The lifestyle strategies this book details will typically help you prevent heart disease and manage and even reverse any risk factors for heart disease that you have. However, many people will require not only significant lifestyle modifications but also the appropriate medications to lower their risks. That’s why you should always work with your doctor to have regular checkups. Then, if you are diagnosed with risks for heart disease or with heart disease itself, you and your doctor can work as partners to plan the best therapeutic program for you. Research is bringing new insights all the time, and your cardiologist will be your best source of up-to-date strategies. Head to Part IV for information about medications, surgical options, and complementary therapies used for heart disease.

Taking Charge of Your Heart Health

Without question, heart disease is a serious enemy. In fact, it’s the biggest enemy. But you can take charge of your heart health, whatever its present state.

As I often like to say: Ipsa scientia potestas est, or knowledge is power.

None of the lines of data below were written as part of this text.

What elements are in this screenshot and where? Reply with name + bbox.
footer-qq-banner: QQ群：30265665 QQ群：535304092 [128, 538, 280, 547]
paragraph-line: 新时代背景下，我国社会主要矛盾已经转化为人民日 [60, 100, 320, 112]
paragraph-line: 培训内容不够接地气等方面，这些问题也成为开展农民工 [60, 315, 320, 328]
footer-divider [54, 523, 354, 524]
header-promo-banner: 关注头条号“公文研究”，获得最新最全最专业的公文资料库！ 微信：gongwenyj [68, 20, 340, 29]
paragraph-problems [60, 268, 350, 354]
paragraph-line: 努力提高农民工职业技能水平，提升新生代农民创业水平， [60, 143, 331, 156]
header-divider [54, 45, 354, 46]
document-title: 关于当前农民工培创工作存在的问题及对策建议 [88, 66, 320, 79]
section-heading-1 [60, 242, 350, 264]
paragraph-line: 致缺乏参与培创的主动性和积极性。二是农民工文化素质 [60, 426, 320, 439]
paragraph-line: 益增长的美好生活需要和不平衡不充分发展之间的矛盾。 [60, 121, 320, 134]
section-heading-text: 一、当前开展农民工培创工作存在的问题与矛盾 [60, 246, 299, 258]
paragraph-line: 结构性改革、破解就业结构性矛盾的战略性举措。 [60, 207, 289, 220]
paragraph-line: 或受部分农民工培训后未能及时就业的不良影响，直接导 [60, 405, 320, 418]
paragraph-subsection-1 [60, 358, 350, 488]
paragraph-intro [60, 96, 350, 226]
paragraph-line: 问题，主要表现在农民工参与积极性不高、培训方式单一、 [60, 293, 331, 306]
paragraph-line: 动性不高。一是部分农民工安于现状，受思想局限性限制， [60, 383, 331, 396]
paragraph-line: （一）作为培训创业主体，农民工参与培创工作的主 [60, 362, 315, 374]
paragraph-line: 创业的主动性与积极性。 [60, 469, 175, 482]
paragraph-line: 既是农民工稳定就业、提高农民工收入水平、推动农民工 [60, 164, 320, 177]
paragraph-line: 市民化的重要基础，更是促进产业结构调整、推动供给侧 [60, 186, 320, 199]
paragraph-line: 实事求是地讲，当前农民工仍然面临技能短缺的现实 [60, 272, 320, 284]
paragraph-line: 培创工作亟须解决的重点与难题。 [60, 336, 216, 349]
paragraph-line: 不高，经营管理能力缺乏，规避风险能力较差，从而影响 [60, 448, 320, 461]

For that reason, the remainder of this book is full of information that can empower you to understand the basics about heart health and heart disease and partner with your physician in putting the power of simple lifestyle practices and medical technology to work for you. Taking control of your heart health offers other wonderful upsides for living well that include the following:

Improving your overall health: Many of the steps that benefit your heart health also improve your total health and fitness, to say nothing of your good looks.

Increasing functionality: Use it or lose it, goes the old saying. The healthier your heart, the greater the probability that you can stay active, mobile, and engaged in pursuits that interest you for a long, long time.

Increasing economic benefits: The healthier you are, the lower your healthcare costs, and the more money in your pocket for fun things.

Increasing longevity: Keeping your heart healthy is not an iron-clad guarantee that you’ll live longer, but considering the mortality rates of people with heart disease (reviewed earlier in this chapter), even card-carrying “Dummies” can figure out that keeping your heart as healthy as possible can keep the Grim Reaper away longer.

Having more fun: Nothing slows you down or scares the family like a heart attack. Angina pain, angioplasty, coronary artery bypass surgery, and other common outcomes of heart disease aren’t picnics in the park, either. Working for heart health and controlling heart disease can help you avoid these problems.